Un concert à la lumière verte // Source : Pxhere
Un concert à la lumière verte // Source : Pxhere

Selon Raquel Aparicio-Terrés, qui a mené ces recherches et qui souhaite que le phénomène soit étudié davantage, « si de futures études confirment que le rythme de la musique électronique facilite les changements cognitifs, cela pourrait expliquer pourquoi l’électro est populaire dans les grands rassemblements tels que les festivals ou les raves », puisque ce genre pourrait « potentiellement renforcer les sentiments de connexion avec les autres. »

Un rythme qui favorise la sécrétion de dopamine

Les chercheurs catalans ne sont pas les premiers à s’intéresser à l’impact de la techno, la house et l’EDM sur notre cerveau. Un lien entre musique électronique et sécrétion de dopamine a également été démontré. Cette hormone du plaisir immédiat est libérée lors d’expériences agréables ou gratifiantes, provoquant une sensation de satisfaction. Or, la musique est connue pour favoriser sa décharge, au même titre que des fonctions plus vitales pour notre survie, comme la nourriture, le sexe, ou encore l’argent. 

Valérie N. Salimpoor, docteure en neuroscience qui a piloté de nombreuses recherches pour comprendre le lien entre plaisir et musique, explique que lorsqu’on écoute des mélodies que l’on trouve agréables, « la création de dopamine se produit à deux moments distincts, et dans deux zones du cerveau différentes ». D’abord, l’hormone s’active durant le moment le plus fort de la chanson. Dans un morceau de musique électronique, c’est lors du drop. La partie du cerveau qui s’active alors est le nucleus accumbens, une zone cérébrale essentielle pour réguler le système de récompense, le plaisir et l’addiction. 

Une scène de concert // Source : Pxhere
Une scène de concert // Source : Pxhere

« Le deuxième moment où l’on remarque une sécrétion de dopamine, » explique Dr. Salimpoor, « c’est durant la phase d’anticipation, avant le drop. » Là, c’est le noyau caudé qui s’active, la partie du cerveau liée à la prédiction et au séquençage de l’information. « C’est dans la phase d’anticipation qu’on sécrète le plus de dopamine », dit la neuroscientifique, « parce que notre cerveau reconnaît suffisamment d’éléments de la chanson pour la trouver agréable à écouter, tout en se laissant surprendre par les incohérences rythmiques et les moments inattendus dans le morceau

La musique électronique est particulièrement favorable à la création de dopamine dans la phase d’anticipation d’un morceau : la basse régulière est prévisible, mais il y a aussi des sons plus aléatoires qui permettent aux auditeurs de se laisser surprendre.
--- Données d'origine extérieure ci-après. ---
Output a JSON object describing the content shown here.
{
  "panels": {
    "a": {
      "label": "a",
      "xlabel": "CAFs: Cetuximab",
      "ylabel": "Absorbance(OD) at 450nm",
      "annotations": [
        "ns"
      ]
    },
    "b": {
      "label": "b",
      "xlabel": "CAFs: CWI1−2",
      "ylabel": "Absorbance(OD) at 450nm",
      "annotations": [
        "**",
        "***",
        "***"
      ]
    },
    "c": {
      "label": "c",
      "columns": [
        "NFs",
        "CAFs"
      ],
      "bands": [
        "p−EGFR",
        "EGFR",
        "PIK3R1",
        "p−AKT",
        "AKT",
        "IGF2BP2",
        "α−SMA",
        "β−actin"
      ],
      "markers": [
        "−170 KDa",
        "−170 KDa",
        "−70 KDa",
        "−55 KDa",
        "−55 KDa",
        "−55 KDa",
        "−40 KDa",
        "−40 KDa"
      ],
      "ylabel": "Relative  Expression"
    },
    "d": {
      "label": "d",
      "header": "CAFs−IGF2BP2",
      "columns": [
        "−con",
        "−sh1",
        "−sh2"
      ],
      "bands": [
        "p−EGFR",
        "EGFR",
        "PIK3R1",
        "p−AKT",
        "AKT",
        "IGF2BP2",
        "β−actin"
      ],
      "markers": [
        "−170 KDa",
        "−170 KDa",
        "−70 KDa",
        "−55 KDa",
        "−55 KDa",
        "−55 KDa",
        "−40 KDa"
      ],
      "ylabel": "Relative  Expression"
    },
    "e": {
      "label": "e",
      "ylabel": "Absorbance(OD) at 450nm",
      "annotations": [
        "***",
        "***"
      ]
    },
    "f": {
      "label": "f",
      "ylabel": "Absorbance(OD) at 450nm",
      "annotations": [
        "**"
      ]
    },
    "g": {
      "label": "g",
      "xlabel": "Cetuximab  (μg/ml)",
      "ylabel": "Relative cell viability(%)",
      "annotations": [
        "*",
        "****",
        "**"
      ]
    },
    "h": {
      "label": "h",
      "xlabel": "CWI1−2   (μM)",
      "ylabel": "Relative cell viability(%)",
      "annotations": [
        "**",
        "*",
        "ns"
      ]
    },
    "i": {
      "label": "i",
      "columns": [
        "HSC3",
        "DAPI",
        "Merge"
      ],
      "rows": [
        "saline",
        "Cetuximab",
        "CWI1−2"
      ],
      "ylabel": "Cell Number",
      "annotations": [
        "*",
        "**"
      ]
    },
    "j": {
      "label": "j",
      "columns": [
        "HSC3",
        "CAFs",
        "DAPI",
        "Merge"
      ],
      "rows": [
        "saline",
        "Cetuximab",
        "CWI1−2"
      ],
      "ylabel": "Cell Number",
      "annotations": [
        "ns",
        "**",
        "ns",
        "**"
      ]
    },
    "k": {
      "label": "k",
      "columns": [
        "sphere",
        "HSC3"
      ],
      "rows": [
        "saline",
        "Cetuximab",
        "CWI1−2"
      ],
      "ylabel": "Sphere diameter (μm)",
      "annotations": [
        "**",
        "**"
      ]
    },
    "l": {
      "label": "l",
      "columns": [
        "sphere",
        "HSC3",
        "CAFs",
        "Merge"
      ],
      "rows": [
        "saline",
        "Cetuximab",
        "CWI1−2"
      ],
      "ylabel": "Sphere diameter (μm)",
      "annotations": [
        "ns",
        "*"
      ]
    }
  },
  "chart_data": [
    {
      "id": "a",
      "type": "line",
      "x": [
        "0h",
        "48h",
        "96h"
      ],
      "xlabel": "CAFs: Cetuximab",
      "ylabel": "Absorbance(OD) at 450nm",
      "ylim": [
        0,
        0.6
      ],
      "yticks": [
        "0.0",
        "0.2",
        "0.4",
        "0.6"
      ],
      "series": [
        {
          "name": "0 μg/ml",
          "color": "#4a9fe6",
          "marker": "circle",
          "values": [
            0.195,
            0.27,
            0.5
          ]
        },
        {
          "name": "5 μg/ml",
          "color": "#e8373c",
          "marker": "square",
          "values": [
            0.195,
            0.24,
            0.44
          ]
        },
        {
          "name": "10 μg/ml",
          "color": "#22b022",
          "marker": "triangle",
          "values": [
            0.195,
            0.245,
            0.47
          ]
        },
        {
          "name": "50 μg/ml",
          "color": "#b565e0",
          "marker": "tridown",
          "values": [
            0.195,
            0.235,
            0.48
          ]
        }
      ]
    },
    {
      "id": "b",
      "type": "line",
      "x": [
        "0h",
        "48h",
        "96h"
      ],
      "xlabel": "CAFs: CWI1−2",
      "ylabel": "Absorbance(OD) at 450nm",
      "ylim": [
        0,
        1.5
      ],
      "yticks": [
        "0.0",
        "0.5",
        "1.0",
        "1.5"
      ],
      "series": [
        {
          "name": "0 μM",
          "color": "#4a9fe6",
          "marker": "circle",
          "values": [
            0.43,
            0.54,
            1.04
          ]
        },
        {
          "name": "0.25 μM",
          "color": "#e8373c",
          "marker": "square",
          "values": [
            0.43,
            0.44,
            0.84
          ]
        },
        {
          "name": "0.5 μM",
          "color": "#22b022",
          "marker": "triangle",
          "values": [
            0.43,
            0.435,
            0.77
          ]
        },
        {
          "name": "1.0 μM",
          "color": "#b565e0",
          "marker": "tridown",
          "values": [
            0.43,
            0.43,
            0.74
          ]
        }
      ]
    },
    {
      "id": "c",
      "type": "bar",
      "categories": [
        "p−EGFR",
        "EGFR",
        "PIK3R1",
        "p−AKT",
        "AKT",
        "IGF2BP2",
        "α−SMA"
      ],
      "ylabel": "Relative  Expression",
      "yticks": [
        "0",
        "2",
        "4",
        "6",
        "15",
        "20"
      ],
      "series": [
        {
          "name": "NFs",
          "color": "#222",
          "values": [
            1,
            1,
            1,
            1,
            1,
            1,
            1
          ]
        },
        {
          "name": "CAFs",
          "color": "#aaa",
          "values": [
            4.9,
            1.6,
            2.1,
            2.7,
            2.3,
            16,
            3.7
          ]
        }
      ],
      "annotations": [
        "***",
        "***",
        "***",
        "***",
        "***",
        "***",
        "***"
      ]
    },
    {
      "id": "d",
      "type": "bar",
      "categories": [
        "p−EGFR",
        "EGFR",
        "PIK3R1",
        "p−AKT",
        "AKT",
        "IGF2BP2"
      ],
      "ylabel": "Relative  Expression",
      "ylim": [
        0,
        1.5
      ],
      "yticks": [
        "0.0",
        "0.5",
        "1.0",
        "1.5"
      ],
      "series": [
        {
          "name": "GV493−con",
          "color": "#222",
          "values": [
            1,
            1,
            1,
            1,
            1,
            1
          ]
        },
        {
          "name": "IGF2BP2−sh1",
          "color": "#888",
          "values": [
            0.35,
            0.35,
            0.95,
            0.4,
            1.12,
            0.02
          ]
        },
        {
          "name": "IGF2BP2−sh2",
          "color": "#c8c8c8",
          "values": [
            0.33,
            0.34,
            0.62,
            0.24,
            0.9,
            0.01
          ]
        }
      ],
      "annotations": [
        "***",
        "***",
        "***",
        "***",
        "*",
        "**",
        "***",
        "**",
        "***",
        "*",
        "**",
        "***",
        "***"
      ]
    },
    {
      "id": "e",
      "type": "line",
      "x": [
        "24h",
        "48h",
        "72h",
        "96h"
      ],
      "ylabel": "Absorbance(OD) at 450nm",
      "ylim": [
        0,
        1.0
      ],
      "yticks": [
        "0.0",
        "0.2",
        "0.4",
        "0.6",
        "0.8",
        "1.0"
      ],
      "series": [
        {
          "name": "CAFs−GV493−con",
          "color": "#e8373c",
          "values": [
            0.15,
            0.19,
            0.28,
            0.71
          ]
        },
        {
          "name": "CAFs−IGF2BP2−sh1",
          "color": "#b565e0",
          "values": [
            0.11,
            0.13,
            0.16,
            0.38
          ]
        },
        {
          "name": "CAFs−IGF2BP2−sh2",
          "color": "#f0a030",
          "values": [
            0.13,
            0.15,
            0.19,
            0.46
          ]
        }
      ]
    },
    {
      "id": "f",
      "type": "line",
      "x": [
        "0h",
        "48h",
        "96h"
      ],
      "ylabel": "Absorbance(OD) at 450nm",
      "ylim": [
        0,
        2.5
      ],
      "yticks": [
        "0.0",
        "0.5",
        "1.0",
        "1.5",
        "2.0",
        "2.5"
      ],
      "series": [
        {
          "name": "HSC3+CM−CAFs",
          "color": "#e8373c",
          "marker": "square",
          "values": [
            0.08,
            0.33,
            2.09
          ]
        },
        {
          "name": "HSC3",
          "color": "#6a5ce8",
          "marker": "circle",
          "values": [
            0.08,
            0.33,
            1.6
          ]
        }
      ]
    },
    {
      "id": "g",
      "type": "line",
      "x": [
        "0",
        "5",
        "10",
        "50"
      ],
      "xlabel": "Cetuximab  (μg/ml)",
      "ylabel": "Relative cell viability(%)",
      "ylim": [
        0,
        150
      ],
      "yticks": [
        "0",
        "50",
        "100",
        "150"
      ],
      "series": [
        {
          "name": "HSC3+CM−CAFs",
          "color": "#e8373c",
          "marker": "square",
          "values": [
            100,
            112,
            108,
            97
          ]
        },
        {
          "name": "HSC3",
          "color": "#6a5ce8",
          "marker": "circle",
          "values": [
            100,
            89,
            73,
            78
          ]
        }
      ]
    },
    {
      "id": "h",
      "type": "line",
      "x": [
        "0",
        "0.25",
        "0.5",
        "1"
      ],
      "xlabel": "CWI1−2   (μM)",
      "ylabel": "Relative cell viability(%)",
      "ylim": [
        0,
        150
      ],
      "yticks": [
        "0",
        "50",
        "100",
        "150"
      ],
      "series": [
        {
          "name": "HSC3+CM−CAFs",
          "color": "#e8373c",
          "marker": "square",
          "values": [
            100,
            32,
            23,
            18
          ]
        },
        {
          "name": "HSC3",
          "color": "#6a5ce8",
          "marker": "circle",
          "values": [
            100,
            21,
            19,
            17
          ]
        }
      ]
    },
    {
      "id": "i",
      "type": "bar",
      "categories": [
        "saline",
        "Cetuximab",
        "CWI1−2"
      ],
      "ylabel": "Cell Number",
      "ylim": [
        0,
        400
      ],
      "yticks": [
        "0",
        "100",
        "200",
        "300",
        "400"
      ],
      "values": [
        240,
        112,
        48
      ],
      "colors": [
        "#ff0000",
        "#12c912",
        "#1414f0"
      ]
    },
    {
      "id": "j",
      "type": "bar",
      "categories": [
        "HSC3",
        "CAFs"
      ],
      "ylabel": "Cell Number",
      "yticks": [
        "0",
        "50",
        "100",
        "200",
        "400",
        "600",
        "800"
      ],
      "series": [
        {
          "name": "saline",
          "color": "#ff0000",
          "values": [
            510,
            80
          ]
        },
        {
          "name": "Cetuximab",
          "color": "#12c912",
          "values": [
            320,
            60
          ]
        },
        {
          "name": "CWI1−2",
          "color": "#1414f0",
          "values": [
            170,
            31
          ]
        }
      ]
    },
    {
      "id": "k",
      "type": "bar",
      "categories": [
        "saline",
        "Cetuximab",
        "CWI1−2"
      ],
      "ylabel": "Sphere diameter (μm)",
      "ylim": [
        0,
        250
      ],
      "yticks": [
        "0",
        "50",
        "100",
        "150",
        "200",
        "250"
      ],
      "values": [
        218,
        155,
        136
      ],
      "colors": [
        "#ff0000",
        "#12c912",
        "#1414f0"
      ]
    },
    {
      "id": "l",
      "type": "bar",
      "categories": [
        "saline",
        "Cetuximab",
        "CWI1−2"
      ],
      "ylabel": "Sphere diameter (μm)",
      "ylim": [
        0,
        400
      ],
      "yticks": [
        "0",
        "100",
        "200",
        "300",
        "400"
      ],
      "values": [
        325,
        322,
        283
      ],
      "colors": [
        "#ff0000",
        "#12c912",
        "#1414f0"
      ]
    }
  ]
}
Cela explique aussi que certains se disent « addicts » à la techno : plus on écoute ce style de musique, plus on a tendance à l’aimer parce qu’on anticipe mieux la suite de la chanson. On est donc plus « agréablement » surpris lorsque quelque chose dans le son ne correspond pas à nos attentes. 

Un style musical associé aux environnements festifs

On ne peut pas parler d’électro sans parler de culture rave, et des « 4Ds » : dance, drums, sleep deprivation and drugs – la danse, le rythme tambouriné, le manque de sommeil et la consommation de drogue. Puisque l’électro est généralement associée aux ambiances festives, les « 4Ds » sont parfois étudiés dans leur ensemble par les scientifiques qui cherchent à expliquer son attrait. Par exemple, le fait de danser en groupe lorsqu’on écoute de l’EDM augmenterait la sensation de plaisir, d’après cette étude norvégienne

L’utilisation de drogues a également été étudiée par des scientifiques anglais pour le journal Frontiers in Psychology. 552 fans d’électro ont répondu à un questionnaire sur leurs habitudes et leurs comportements en festivals ou en raves. Grâce à cela, les chercheurs ont pu conclure que « l’utilisation des 4Ds » dans un environnement de fête pouvait « contribuer à la formation de liens sociaux significatifs », ce qui a des effets positifs sur le comportement des raveurs.

Ces observations pourraient d’ailleurs expliquer pourquoi la musique électronique est particulièrement prisée de certains groupes minoritaires, notamment les personnes LGBTQ+ qui disent se sentir « safe » dans les espaces de fêtes où il y a un fort sentiment de communauté et où l’on peut s’exprimer librement.